I have a feeling that, prior to developing the term LABTs, Yann had a similar (possibly more infantile) implementation bootstraped onto classic ABTs. I'm referring to a mention in this thread; the quote of relevance is below:

Quote:
Original post by Yann L
Quote:
 If you use an adaptive tree (which is what I think Yann and Eberly suggest), the problem is figuring out how you would keep your tree from quickly becoming mangled.
Yes, preventing tree degeneration is the key to truely making the adaptive approach work. There are several methods to that, but this is how we did it: each node has a degradation factor (d-factor), that states how much the node has shifted from it''s optimal shape and position. Parent nodes include all d-factors from their children. Various heuristics are possible here, eg. sum or median value. It will influence to reaction of the tree to spatial delocalization.

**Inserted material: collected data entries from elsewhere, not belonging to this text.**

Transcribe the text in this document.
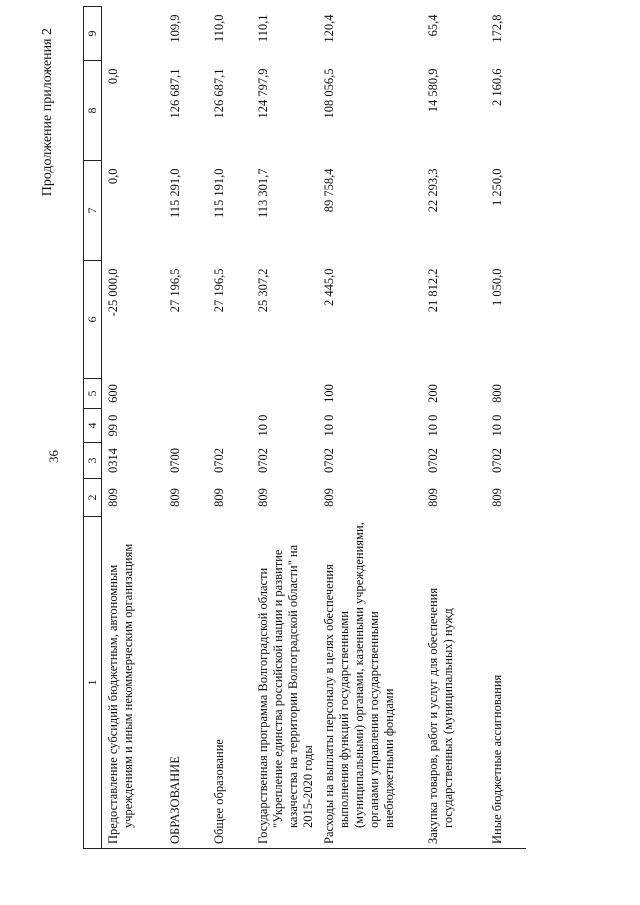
36
Продолжение приложения 2
1	2	3	4	5	6	7	8	9
Предоставление субсидий бюджетным, автономным учреждениям и иным некоммерческим организациям	809	0314	99 0	600	-25 000,0	0,0	0,0	
ОБРАЗОВАНИЕ	809	0700			27 196,5	115 291,0	126 687,1	109,9
Общее образование	809	0702			27 196,5	115 191,0	126 687,1	110,0
Государственная программа Волгоградской области "Укрепление единства российской нации и развитие казачества на территории Волгоградской области" на 2015-2020 годы	809	0702	10 0		25 307,2	113 301,7	124 797,9	110,1
Расходы на выплаты персоналу в целях обеспечения выполнения функций государственными (муниципальными) органами, казенными учреждениями, органами управления государственными внебюджетными фондами	809	0702	10 0	100	2 445,0	89 758,4	108 056,5	120,4
Закупка товаров, работ и услуг для обеспечения государственных (муниципальных) нужд	809	0702	10 0	200	21 812,2	22 293,3	14 580,9	65,4
Иные бюджетные ассигнования	809	0702	10 0	800	1 050,0	1 250,0	2 160,6	172,8
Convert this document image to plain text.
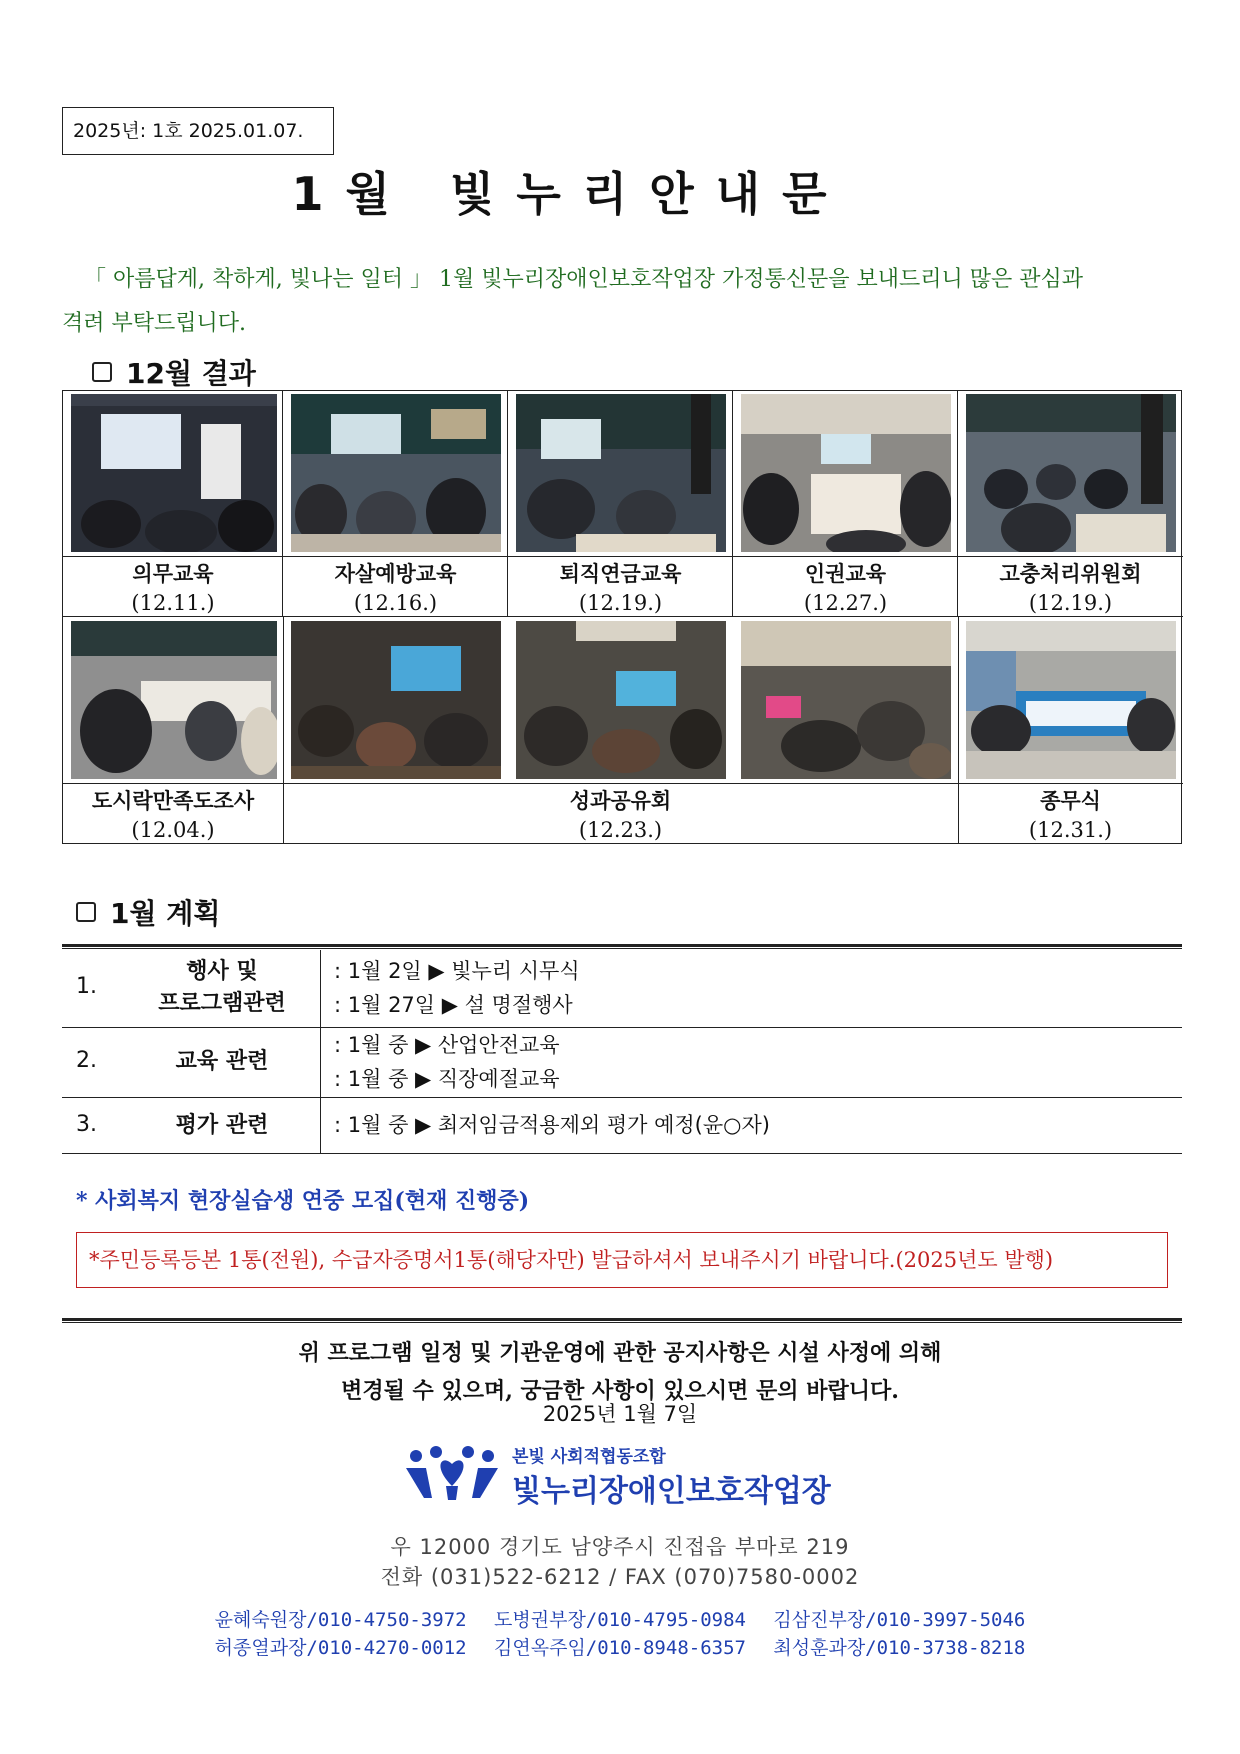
2025년: 1호 2025.01.07.
1월 빛누리안내문
「 아름답게, 착하게, 빛나는 일터 」 1월 빛누리장애인보호작업장 가정통신문을 보내드리니 많은 관심과
격려 부탁드립니다.
12월 결과
의무교육
(12.11.)
자살예방교육
(12.16.)
퇴직연금교육
(12.19.)
인권교육
(12.27.)
고충처리위원회
(12.19.)
도시락만족도조사
(12.04.)
성과공유회
(12.23.)
종무식
(12.31.)
1월 계획
1.
행사 및
프로그램관련
: 1월 2일 ▶ 빛누리 시무식
: 1월 27일 ▶ 설 명절행사
2.	교육 관련
: 1월 중 ▶ 산업안전교육
: 1월 중 ▶ 직장예절교육
3.	평가 관련	: 1월 중 ▶ 최저임금적용제외 평가 예정(윤○자)
* 사회복지 현장실습생 연중 모집(현재 진행중)
*주민등록등본 1통(전원), 수급자증명서1통(해당자만) 발급하셔서 보내주시기 바랍니다.(2025년도 발행)
위 프로그램 일정 및 기관운영에 관한 공지사항은 시설 사정에 의해
변경될 수 있으며, 궁금한 사항이 있으시면 문의 바랍니다.
2025년 1월 7일
본빛 사회적협동조합
빛누리장애인보호작업장
우 12000 경기도 남양주시 진접읍 부마로 219
전화 (031)522-6212 / FAX (070)7580-0002
윤혜숙원장/010-4750-3972 도병권부장/010-4795-0984 김삼진부장/010-3997-5046
허종열과장/010-4270-0012 김연옥주임/010-8948-6357 최성훈과장/010-3738-8218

If an object is moved, it''s d-factor is updated, and this change is propagated up the hierarchy. As soon as the d-factor of a node reaches a critical threshold, the whole subbranch (starting from that node and including all of it''s children) is deleted from the tree, and rebuild from scratch. At this point, the rebuilt subtree is optimal again, so all d-factors are set to 0. This approach periodically renews parts of the tree that get too degenerated, and works pretty well. It also helps to minimize empty nodes: keep the tree as flat as possible (since flat trees are more efficient in terms of traversal speed and memory usage, if you have to visit every node), while still maintaining a good degree of spatial clustering.